A Guide to Hiking the West Coast Trail

What to Expect on the West Coast Trail

The West Coast Trail is without a doubt one of the best long hikes in North America, but it isn't for everyone. Like the waters off the coast of Vancouver Island, which have claimed more than 400 ships, the trail can also be treacherous. It's closed from October through the end of April, so if you're planning to hike it, you'll have to do so in the late spring or summer.

Although winter is typically the rainy season in the region, strong storms can occur in the summer too, and when it does rain, the trail becomes muddy and river crossings become more dangerous. The number of rescues has spiked in recent years, mostly resulting from hikers hurrying and not exercising proper caution [source: Leadem].

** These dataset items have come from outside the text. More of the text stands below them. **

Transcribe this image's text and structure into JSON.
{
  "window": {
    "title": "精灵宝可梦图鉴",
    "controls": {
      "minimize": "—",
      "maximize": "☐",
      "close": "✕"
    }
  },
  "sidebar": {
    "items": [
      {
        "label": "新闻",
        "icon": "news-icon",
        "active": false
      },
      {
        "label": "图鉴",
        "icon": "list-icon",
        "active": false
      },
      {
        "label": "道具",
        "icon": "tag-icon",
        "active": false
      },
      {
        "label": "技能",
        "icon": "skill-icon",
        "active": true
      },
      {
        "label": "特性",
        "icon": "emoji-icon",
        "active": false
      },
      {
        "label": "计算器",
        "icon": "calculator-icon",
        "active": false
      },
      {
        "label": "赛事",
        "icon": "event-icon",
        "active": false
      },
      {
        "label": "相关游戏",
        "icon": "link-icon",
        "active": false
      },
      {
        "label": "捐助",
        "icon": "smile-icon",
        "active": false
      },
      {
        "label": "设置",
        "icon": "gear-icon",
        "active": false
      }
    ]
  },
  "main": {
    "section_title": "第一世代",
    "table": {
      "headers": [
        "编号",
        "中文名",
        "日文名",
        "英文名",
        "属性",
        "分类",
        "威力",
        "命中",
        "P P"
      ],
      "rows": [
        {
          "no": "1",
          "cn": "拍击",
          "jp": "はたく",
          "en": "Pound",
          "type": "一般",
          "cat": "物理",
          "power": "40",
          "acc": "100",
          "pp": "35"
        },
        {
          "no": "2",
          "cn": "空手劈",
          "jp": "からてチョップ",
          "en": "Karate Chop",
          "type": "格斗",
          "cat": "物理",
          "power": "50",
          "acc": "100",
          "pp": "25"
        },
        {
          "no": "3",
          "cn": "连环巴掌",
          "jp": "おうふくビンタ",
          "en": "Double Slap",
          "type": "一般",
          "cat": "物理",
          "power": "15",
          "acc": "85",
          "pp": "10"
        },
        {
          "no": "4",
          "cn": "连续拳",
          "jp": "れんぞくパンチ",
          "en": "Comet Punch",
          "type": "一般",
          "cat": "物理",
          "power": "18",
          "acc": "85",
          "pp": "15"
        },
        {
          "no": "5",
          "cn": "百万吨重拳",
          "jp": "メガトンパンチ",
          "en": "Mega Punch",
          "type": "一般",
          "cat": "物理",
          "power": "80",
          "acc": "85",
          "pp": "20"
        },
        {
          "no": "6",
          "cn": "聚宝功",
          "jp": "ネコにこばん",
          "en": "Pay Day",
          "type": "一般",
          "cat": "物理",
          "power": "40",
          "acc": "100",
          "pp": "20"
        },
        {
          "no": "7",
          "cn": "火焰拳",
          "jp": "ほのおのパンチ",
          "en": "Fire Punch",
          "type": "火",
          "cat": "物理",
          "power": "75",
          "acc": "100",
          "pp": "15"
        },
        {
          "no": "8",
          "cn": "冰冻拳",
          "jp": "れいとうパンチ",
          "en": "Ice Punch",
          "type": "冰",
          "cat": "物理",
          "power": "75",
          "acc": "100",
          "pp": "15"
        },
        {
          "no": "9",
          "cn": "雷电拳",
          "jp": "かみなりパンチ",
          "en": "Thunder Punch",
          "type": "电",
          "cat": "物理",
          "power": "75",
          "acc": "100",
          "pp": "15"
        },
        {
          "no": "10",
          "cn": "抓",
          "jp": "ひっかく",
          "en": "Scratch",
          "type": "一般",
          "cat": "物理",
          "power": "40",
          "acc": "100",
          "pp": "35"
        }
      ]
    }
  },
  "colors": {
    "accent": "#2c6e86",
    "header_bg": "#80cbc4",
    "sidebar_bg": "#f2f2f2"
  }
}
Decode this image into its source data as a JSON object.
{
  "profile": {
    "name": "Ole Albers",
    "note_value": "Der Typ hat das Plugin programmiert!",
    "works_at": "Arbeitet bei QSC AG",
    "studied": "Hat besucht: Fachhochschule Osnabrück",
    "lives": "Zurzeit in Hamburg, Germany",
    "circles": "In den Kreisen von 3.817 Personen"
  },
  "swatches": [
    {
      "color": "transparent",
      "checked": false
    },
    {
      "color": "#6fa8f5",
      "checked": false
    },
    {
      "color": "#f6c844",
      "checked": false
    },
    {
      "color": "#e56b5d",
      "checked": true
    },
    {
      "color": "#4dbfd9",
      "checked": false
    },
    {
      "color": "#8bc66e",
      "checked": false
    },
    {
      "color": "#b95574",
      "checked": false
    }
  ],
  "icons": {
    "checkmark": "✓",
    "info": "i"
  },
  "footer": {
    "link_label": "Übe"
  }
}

One of the biggest hazards a hiker can encounter on the WCT is hypothermia, which is when core body temperature drops below 95 degrees Fahrenheit (35 degrees Celsius). Vancouver Island is in what's known as a temperate rainforest, and as such it tends to be very cool and damp, even in the summer, creating ideal conditions for hypothermia.

If you reach a hypothermic state, your brain typically becomes clouded, causing you to make poor decisions that can make a bad situation worse. The best way to prevent hypothermia is to bring enough warm clothing and rain gear, and to put warm clothes on when you're resting [source: Leadem].

Some other hazards can vary from season to season and day to day. Slipping and falling on wet or uneven surfaces is probably the No. 1 cause of injury on the trail, and it can only be avoided by taking it slow and knowing your limits. There are several creek and river crossings that you'll encounter; some can be crossed with a cable car, but other crossings must be made by foot on the trail, which can be difficult and dangerous due to slippery rocks.

And to make the trail more accessible for recreation, Parks Canada has installed several ladders that climb up some of the steepest portions of the trail. Some of them are about 100 feet (30.48 meters) tall, and several of them are tightly bunched together. When it rains, the ladders can become very slippery, and wearing a heavy backpack only adds to the difficulty.